There is a window in my room that opens up onto a big field of yellow dead grass. Usually there is nothing alive there except the wind. I open my window to let the cold or the heat or the fresh in and nothing but that is what greets me. The sof speak of the see-through slow-poke morning air. Not quite wind. But this morning there is a dark spot in the high weeds, a rustling, a fun sort of urgency there, maybe digging but for what. I open the window and in comes the face lick cool. It changes the tenseness of my body. I shift my weight and watch the shadow of the rustling thing. I can see ears now, a long body.
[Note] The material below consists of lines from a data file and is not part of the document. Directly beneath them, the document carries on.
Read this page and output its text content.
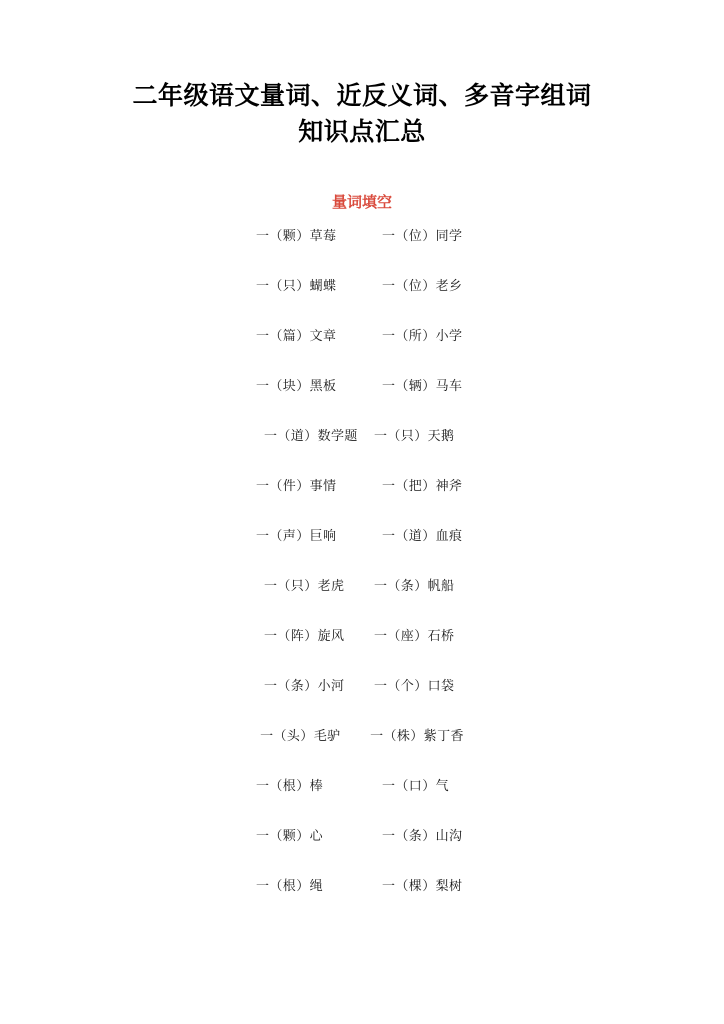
二年级语文量词、近反义词、多音字组词
知识点汇总
量词填空
一（颗）草莓	一（位）同学
一（只）蝴蝶	一（位）老乡
一（篇）文章	一（所）小学
一（块）黑板	一（辆）马车
一（道）数学题 一（只）天鹅
一（件）事情	一（把）神斧
一（声）巨响	一（道）血痕
一（只）老虎	一（条）帆船
一（阵）旋风	一（座）石桥
一（条）小河	一（个）口袋
一（头）毛驴	一（株）紫丁香
一（根）棒	一（口）气
一（颗）心	一（条）山沟
一（根）绳	一（棵）梨树
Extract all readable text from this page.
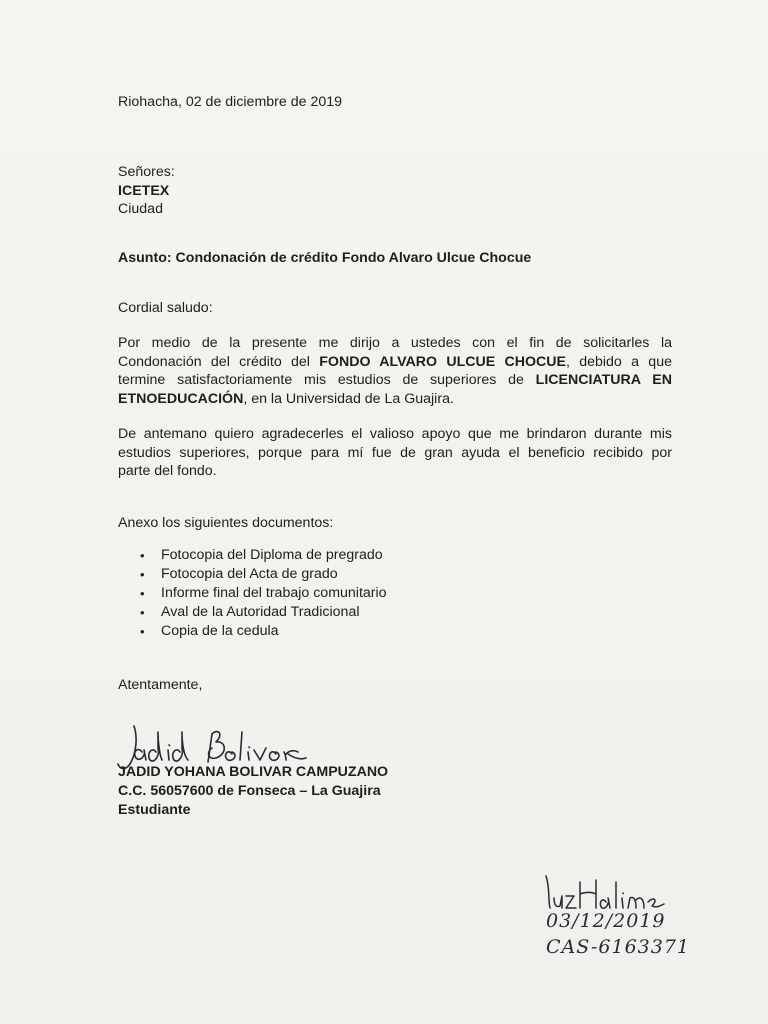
Riohacha, 02 de diciembre de 2019
Señores:
ICETEX
Ciudad
Asunto: Condonación de crédito Fondo Alvaro Ulcue Chocue
Cordial saludo:
Por medio de la presente me dirijo a ustedes con el fin de solicitarles la
Condonación del crédito del FONDO ALVARO ULCUE CHOCUE, debido a que
termine satisfactoriamente mis estudios de superiores de LICENCIATURA EN
ETNOEDUCACIÓN, en la Universidad de La Guajira.
De antemano quiero agradecerles el valioso apoyo que me brindaron durante mis
estudios superiores, porque para mí fue de gran ayuda el beneficio recibido por
parte del fondo.
Anexo los siguientes documentos:
• Fotocopia del Diploma de pregrado
• Fotocopia del Acta de grado
• Informe final del trabajo comunitario
• Aval de la Autoridad Tradicional
• Copia de la cedula
Atentamente,
JADID YOHANA BOLIVAR CAMPUZANO
C.C. 56057600 de Fonseca – La Guajira
Estudiante
03/12/2019
CAS-6163371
I can always hear the sounds of the city moving, cars coming closer and going farther away in a symphony of guestures that cancel each other out in a constant flush hum. I can hear birds, too, almost always. They are not in the field where there is nothing to perch on, but there are trees I can see them from my window. The field shadow with the ears is running now. Not at a chase but. Not at a saunter but. The way it would run if it had a playmate but. It is alone. It is running with the wish of a playmate.
I used to set up my room like a library and, when I was ready for patrons, beg my sister to visit, to check out books. I would bribe her with my share of the Oreos. When I tired of Library I moved on to Store, my currency hand-drawn. When I tired of Store I made a classroom in the basement, printer paper taped to the sliding glass door as a whiteboard that my reluctant sister couldn’t read from the desk.
I tried a few times to create my own language. I figured it couldn’t be so hard. A system of 26 symbols. A combination of symbols to make a sound for every object, every feeling, every piece of each of our selves. It would take time but seemed doable.
I got bored when I couldn’t come up with words that sounded beautiful to me. I suppose I’ve always stopped myself a little short.